“China 1949: Year of Revolution” by Graham Hutchings

Graham Hutchings writes in his new book China 1949 that “historians have often used a single year as a prism through which to view key changes that are said to have shaped an era”. He goes on to observe (somewhat counterintuitively) that of the years of China’s Civil War from 1945 to 1949, “… the year 1949 seems to have been singled out less often as decisive …” Hutchings seeks to balance the scales of history and to establish 1949 as such a prism.

By the end of 1948, the CCP and PLA had secured control over northeast China and Manchuria and their armies had moved on to and were threatening Beijing and Tianjin. A mere nine months later, on 1 October  1949, Mao would stand in Tiananmen and proclaim the founding of the PRC, Chiang Kai-shek and the KMT would retreat, shattered, to Taiwan to await the seemingly inevitable PLA conquest of the island.

 

China 1949: Year of Revolution, Graham Hutchings (Bloomsbury 2021)
China 1949: Year of Revolution, Graham Hutchings (Bloomsbury 2021)

If 1949 is seen as less central in the years of civil war it is not because it is insignificant, but rather because by the end of 1948 the Nationalist collapse in the Northeast had been so spectacular that a CCP victory seemed inevitable. 1949 can look less a prism than an interlude between Nationalist and CCP rule.

Hutchings does not contest the near inevitability of CCP victory, yet, he writes, “radical changes in China’s political behaviour, policy, institutions, national leadership and global alliances make 1949 a pivotal year” in the emergence of the People’s Republic of China. The first half of the book nevertheless largely follows the traditional story line: it is only about halfway through, when he begins the story of the “south-bound cadres”, that he breaks away and looks at the changes in governance that CCP control portends.

The “south-bound cadres” were the Party cadres recruited to become the civil administration of territory the CCP took over. These cadres accompanied the PLA forces as they moved south, but then dropped off the advancing army to administer the territory acquired.

This issue of control had vexed Chiang and the KMT earlier. In 1927, the KMT’s Northern Expedition had sought to unify China, but the result was often only a nominal unification with existing regional governments continuing in power but giving a vague nod to the KMT in Nanjing as the national government.
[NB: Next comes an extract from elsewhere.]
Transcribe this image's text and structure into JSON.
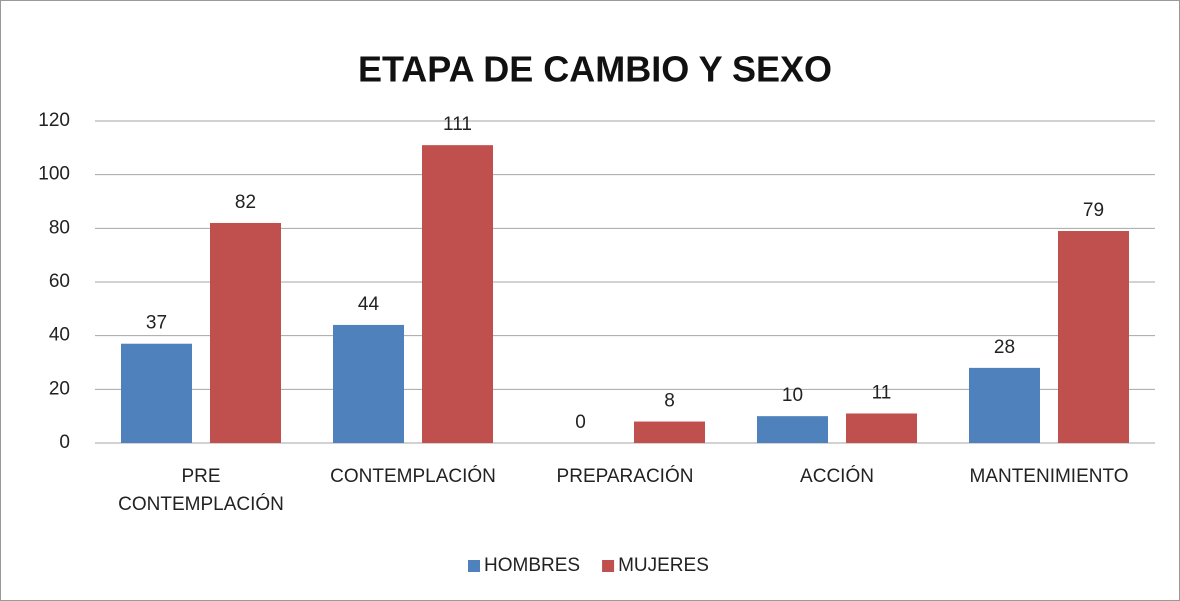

For Mao and the CCP such an outcome was unacceptable. While some of the existing government bureaucracy could be absorbed and used, most of it was deemed oppressive, exploitative, and politically unreliable and was slated for elimination. The story of the south-bound cadres is the tale of how the CCP controlled and governed what it conquered while initiating the socialist revolution in China.

Of further interest, Hutchings details the effort of underground CCP cells in cities like Shanghai to communicate with and infiltrate the utility services and police force to persuade operating and skilled workers to stay on the job as the PLA armies advanced so that urban services and order could be restored as quickly as possible.

Since most histories give little attention to the south-bound cadres or CCP infiltration of urban services, Hutchings recounting of both will be new to many readers.

 

As CCP victory began to look more and more likely, Western observers wondered what this new China would look like. Hutchings recounts that US and British observers had quite different views of the CCP. US observers seeing the CCP as “agrarian reformers” whereas British observers perceiving the CCP as committed to socialism and communism. Chinese observers may have had a clearer view still as mail service between north and south China continued even as the PLA took control of the north, enabling Chinese in the north to let friends and families in the south know what the CCP was doing. Although Hutchings makes reference to such correspondence, he unfortunately includes few details.

A measure of clarity came on 1 July 1949, when Mao published “On the People’s Democratic Dictatorship” outlining what Mao and the CCP saw as the political future of China. Clearly, “On the People’s Democratic Dictatorship” was a significant policy statement and supports Hutchings’s claim for the importance of 1949 on matters of policy. Moreover, discussing “On the People’s Democratic Dictatorship” and Western uncertainty regarding CCP intentions, Hutchings seems clear that if we are to understand CCP intentions we need to be looking at what the Party is telling its members, an observation as relevant to understanding the CCP today as it was in 1949.

Seventy-two years after 1949, Hutchings writes that we “are still confronted with the consequences of China’s unfinished Civil War.” Yet, even as he adds to our understanding, China 1949 suggests the limitations of selecting a single year to define an age, for it is events in 1950 not 1949 that led to this situation. Even though they are a product of that year, the influence and impact of the southern-bound cadres and “On the People’s Democratic Dictatorship” are also not seen in 1949. Hutchings makes his point for the significance of 1949, but the significance of a prism is what emerges from it: 1949 is the starting point of a larger story.


Stephen Maire retired in 2020 after a long career in the garment business in Asia.